The Woman in Black is a short 164 pages in a newly reprinted American trade paperback edition, something that can be devoured in one or two sittings. This is one you won’t want to put down. After an awkward opening chapter, The Woman in Black kicks into high gear, offering little respite from the all encompassing dread that follows. Hill has a fine command of the language which keeps the heavy Gothic atmosphere from spilling over into parody, for atmosphere it has, in spades:

Then from somewhere, out of that howling darkness, a cry came to my ears, catapulting me back into the present and banishing all tranquility.

I listened hard. Nothing. The tumult of the wind, like a banshee, and the banging and rattling of the window in its old, ill-fitting frame. Then yes, again, a cry, that familiar cry of desperation and anguish, a cry for help from a child somewhere out on the marsh.

Do yourself a favor. Put down that bloated Anne Rice novel and read possibly the finest novel of Gothic horror since Shirley Jackson’s The Haunting of Hill House. And don’t forget to leave some extra lights on.


Monday, December 5, 2011

A Pentagram Is Born

During the recession of 2008, I found myself unemployed for seven months, and after I ran out of books to read I figured it was a good time to try, yet again, to write a novel. I stumbled on a few library books of the “outline your novel in 30 days” variety. Outlining? Wouldn’t that take all the fun out of the creative process? As it turns out it was just the kick in the head I needed to finally get the job done.

For the sake of experiment I thought I would construct a Gothic Romance. I started with an actress committed to a private mental hospital on the misty Oregon coast where a mysterious doctor conducted experiments with a suspicious hallucinogenic drug which ostensibly facilitated ease of dream recall and worked out the basic gist of the plot with most of its secrets and revelations in place. After I had a short synopsis / outline I reviewed it with a friend with an eye toward identifying plot holes and leaps of logic. She said, “Why don’t you set it in Hollywood?”

From then on, everything fell into place. The story quickly became a hybrid of two favorite genres, the Gothic Romance and the 70s Drive In B Horror Movie: the mysterious house on the cliffs overlooking the beaches at Malibu, two romantic interests, a good guy and a bad guy for our heroine to choose from, devil worshippers lurking around every corner, more occult trappings than you can shake a stick at, and enough blood to fill a bathtub. Choosing to set the story in 1968 helped me to flesh out the novel with period details, the clothes, the cars, the music, the slang, and the Hollywood setting worked well too with allusions to old Hollywood grandeur, character names derived from Alfred Hitchcock movies, and fictionalized references to well known actors and actresses of the era.
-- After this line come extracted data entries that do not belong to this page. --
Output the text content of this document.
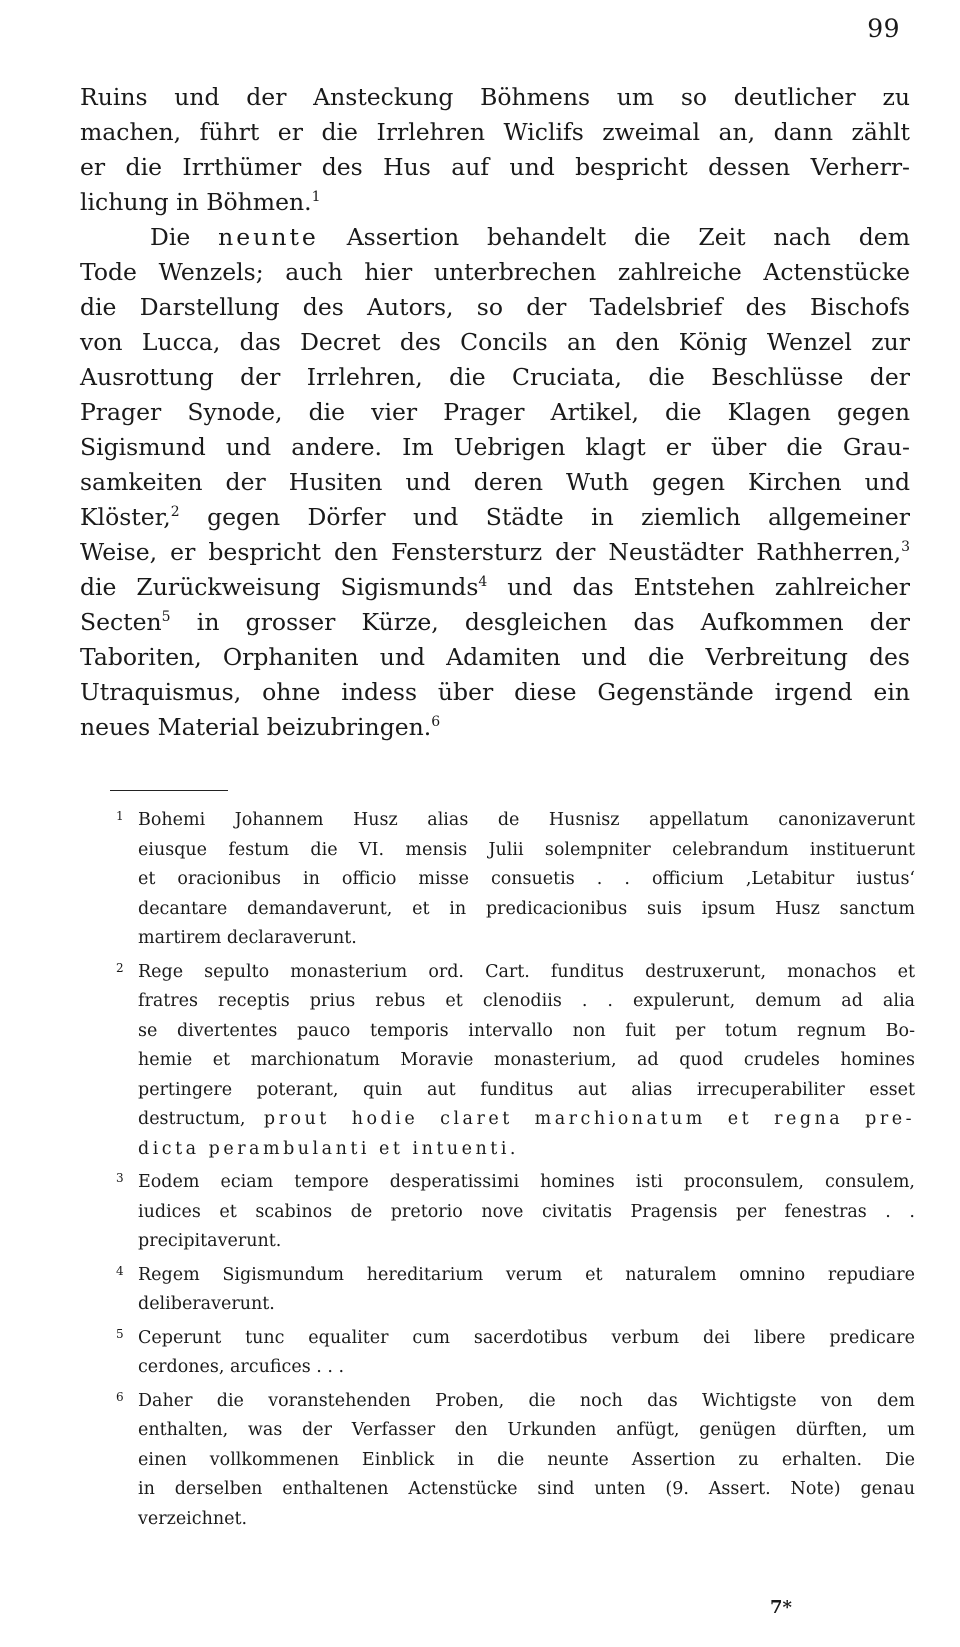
99
Ruins und der Ansteckung Böhmens um so deutlicher zu
machen, führt er die Irrlehren Wiclifs zweimal an, dann zählt
er die Irrthümer des Hus auf und bespricht dessen Verherr-
lichung in Böhmen.$^1$
Die neunte Assertion behandelt die Zeit nach dem
Tode Wenzels; auch hier unterbrechen zahlreiche Actenstücke
die Darstellung des Autors, so der Tadelsbrief des Bischofs
von Lucca, das Decret des Concils an den König Wenzel zur
Ausrottung der Irrlehren, die Cruciata, die Beschlüsse der
Prager Synode, die vier Prager Artikel, die Klagen gegen
Sigismund und andere. Im Uebrigen klagt er über die Grau-
samkeiten der Husiten und deren Wuth gegen Kirchen und
Klöster,$^2$ gegen Dörfer und Städte in ziemlich allgemeiner
Weise, er bespricht den Fenstersturz der Neustädter Rathherren,$^3$
die Zurückweisung Sigismunds$^4$ und das Entstehen zahlreicher
Secten$^5$ in grosser Kürze, desgleichen das Aufkommen der
Taboriten, Orphaniten und Adamiten und die Verbreitung des
Utraquismus, ohne indess über diese Gegenstände irgend ein
neues Material beizubringen.$^6$
1 Bohemi Johannem Husz alias de Husnisz appellatum canonizaverunt
eiusque festum die VI. mensis Julii solempniter celebrandum instituerunt
et oracionibus in officio misse consuetis . . officium ‚Letabitur iustus‘
decantare demandaverunt, et in predicacionibus suis ipsum Husz sanctum
martirem declaraverunt.
2 Rege sepulto monasterium ord. Cart. funditus destruxerunt, monachos et
fratres receptis prius rebus et clenodiis . . expulerunt, demum ad alia
se divertentes pauco temporis intervallo non fuit per totum regnum Bo-
hemie et marchionatum Moravie monasterium, ad quod crudeles homines
pertingere poterant, quin aut funditus aut alias irrecuperabiliter esset
destructum, prout hodie claret marchionatum et regna pre-
dicta perambulanti et intuenti.
3 Eodem eciam tempore desperatissimi homines isti proconsulem, consulem,
iudices et scabinos de pretorio nove civitatis Pragensis per fenestras . .
precipitaverunt.
4 Regem Sigismundum hereditarium verum et naturalem omnino repudiare
deliberaverunt.
5 Ceperunt tunc equaliter cum sacerdotibus verbum dei libere predicare
cerdones, arcufices . . .
6 Daher die voranstehenden Proben, die noch das Wichtigste von dem
enthalten, was der Verfasser den Urkunden anfügt, genügen dürften, um
einen vollkommenen Einblick in die neunte Assertion zu erhalten. Die
in derselben enthaltenen Actenstücke sind unten (9. Assert. Note) genau
verzeichnet.
7*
Anyone who struggles to become a published author these days knows what a long, difficult road it is. Three years and several revisions later, Night of the Pentagram has been unleashed upon the unsuspecting world as an independently published eBook, currently available for the Kindle though Amazon and the Nook through Barnesand Noble. Followers of The Midnight Room will likely enjoy this fast paced thriller, and if not, you probably know someone who does. So tell your Mom who used to watch Dark Shadows, your Dad who still listens to Black Sabbath, your kids who are into Twilight and True Blood, that weird chick you know who wears lots of black and may or may not be Goth, and that weird guy you work with who everyone suspects might be a serial killer. Spread the word. And if you do read it, please leave a short review on Amazon or B&N!



And yes I made the awesome cover myself.